Constant Envelope Precoding With Adaptive Receiver Constellation in MISO Fading Channel

Abstract
Constant envelope (CE) precoding is an appealing transmission technique, which enables the realization of high power amplifier efficiency. For CE precoding in a single-user multiple-input single-output (MISO) channel, a desired constellation is feasible at the receiver if and only if it can be scaled to lie in an annulus, whose boundaries are characterized by the instantaneous channel realization. Therefore, if a fixed receiver constellation is used for CE precoding in a fading channel, where the annulus is time-varying, there is in general a non-zero probability of encountering a channel that makes CE precoding infeasible, thereby causing a high probability of error. To tackle this problem, this paper studies the adaptive receiver constellation design for CE precoding in a single-user MISO flat-fading channel with an arbitrary number of antennas at the transmitter. We first investigate the fixed-rate adaptive receiver constellation design to minimize the symbol error rate (SER).

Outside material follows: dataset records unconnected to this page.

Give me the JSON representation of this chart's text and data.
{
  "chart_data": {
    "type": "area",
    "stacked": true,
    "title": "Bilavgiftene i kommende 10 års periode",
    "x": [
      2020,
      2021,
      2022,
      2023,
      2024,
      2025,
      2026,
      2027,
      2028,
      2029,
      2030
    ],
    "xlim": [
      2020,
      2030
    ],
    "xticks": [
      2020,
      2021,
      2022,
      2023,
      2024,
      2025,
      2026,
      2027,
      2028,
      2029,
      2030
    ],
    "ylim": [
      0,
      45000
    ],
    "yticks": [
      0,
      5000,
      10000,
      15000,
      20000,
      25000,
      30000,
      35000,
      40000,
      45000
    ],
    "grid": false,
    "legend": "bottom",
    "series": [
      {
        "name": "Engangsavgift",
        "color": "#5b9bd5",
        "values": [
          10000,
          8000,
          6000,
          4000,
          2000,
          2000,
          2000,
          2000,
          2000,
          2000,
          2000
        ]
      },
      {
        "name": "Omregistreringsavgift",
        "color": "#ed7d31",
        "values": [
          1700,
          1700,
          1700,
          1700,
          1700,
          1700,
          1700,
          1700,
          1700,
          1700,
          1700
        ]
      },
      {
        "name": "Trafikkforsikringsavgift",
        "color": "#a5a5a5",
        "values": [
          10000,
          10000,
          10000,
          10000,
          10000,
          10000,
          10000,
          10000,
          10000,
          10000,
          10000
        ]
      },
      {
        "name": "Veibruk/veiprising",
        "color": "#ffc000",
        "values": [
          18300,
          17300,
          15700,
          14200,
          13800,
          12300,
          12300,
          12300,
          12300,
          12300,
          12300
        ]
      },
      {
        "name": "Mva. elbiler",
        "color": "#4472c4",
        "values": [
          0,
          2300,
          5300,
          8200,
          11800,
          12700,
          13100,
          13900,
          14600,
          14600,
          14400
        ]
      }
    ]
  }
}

Specifically, an efficient algorithm is proposed to find the optimal amplitude-and-phase shift keying (APSK) constellation with two rings that is both feasible and of the maximum minimum Euclidean distance, for any given constellation size and instantaneous channel realization. Numerical results show that by using the optimized fixed-rate adaptive receiver constellation, our proposed scheme achieves significantly improved SER performance over CE precoding with a fixed receiver constellation. Furthermore, based on the family of optimal fixed-rate adaptive two-ring APSK constellation sets, a variable-rate CE transmission scheme is proposed and numerically examined.